Genome sampling and assembly
Collection of all fluid samples and total genomic DNA extractions from
those fluids, as well as corresponding physical and geochemical data
have been described previously (Lau et al. , 2014, 2016; Osburnet al. , 2014; Magnabosco et al. , 2016; Heard et
al. , 2017; Momper et al. , 2017). All MAGs from North America and
Africa were reconstructed according to the methods used in (Momperet al. , 2017). MAG identifiers and sources are listed in Table
S2. Completeness was calculated using the composite values from five
widely accepted core essential gene metrics. Duplicate copies of any of
these single copy marker genes was interpreted as a measure of
contamination (Creevey et al. , 2011; Dupont et al. , 2012;
Wu and Scott, 2012; Campbell et al. , 2013; Alneberg et
al. , 2014). Individual genomes were then submitted for gene calling and
annotations through the DOE Joint Genome Institute IMG-ER (Integrated
Microbial Genomes expert review) pipeline (Markowitz et al. ,
2008; Huntemann et al. , 2015).

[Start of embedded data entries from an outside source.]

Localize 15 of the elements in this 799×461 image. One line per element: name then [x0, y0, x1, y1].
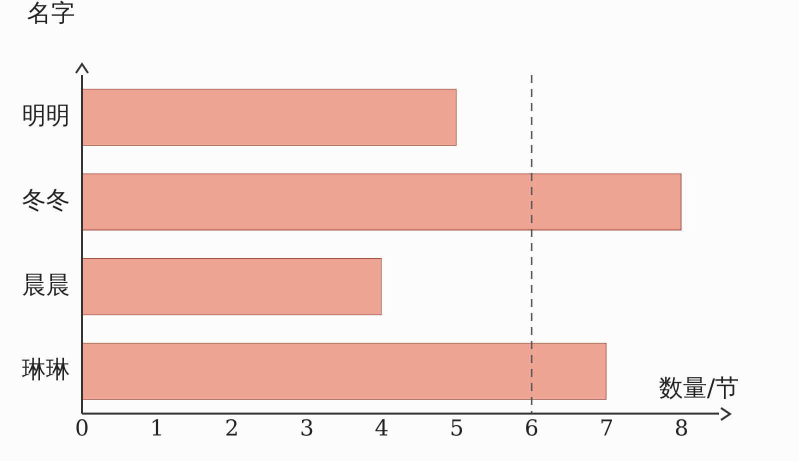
y-axis-title: 名字 — [27, 0, 75, 29]
y-tick-label: 琳琳 — [22, 356, 70, 384]
x-tick-label: 8 — [674, 416, 689, 442]
x-tick-label: 7 — [600, 416, 614, 442]
x-tick-label: 1 — [150, 416, 164, 442]
x-tick-label: 4 — [374, 416, 389, 442]
x-tick-label: 3 — [300, 416, 314, 442]
x-tick-label: 5 — [450, 416, 464, 442]
x-axis-title: 数量/节 — [659, 372, 740, 404]
x-tick-label: 2 — [224, 416, 239, 442]
y-tick-label: 冬冬 — [22, 186, 70, 214]
x-tick-label: 6 — [524, 416, 539, 442]
y-tick-label: 明明 — [22, 102, 70, 130]
y-tick-label: 晨晨 — [22, 270, 70, 299]
x-tick-label: 0 — [75, 416, 89, 442]
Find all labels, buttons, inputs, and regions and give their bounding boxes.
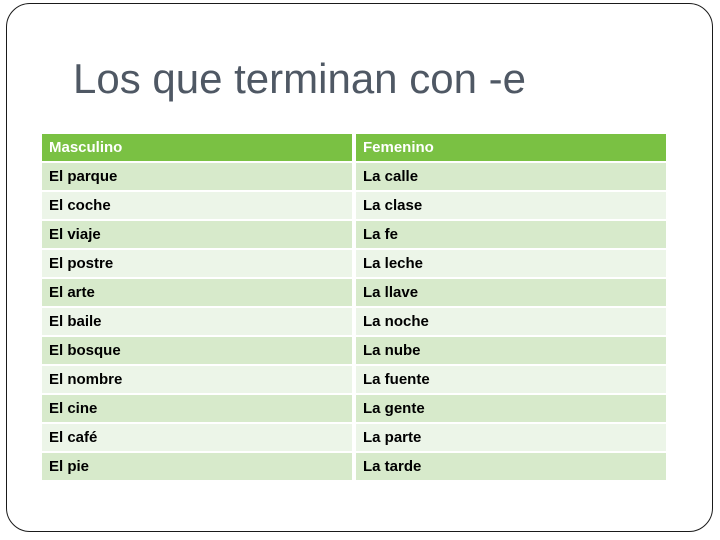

For quality control purposes, the
genes flanking every denitrification gene presented in this study were
individually searched on the NCBI RefSeq database using the BLASTp
algorithm, confirming that top hits for all flanking genes were also to
Chloroflexi. This step ensured that the nitrogen transforming genes of
interest presented here were not simply on scaffolds that were
incorrectly binned into a putative Chloroflexi genome.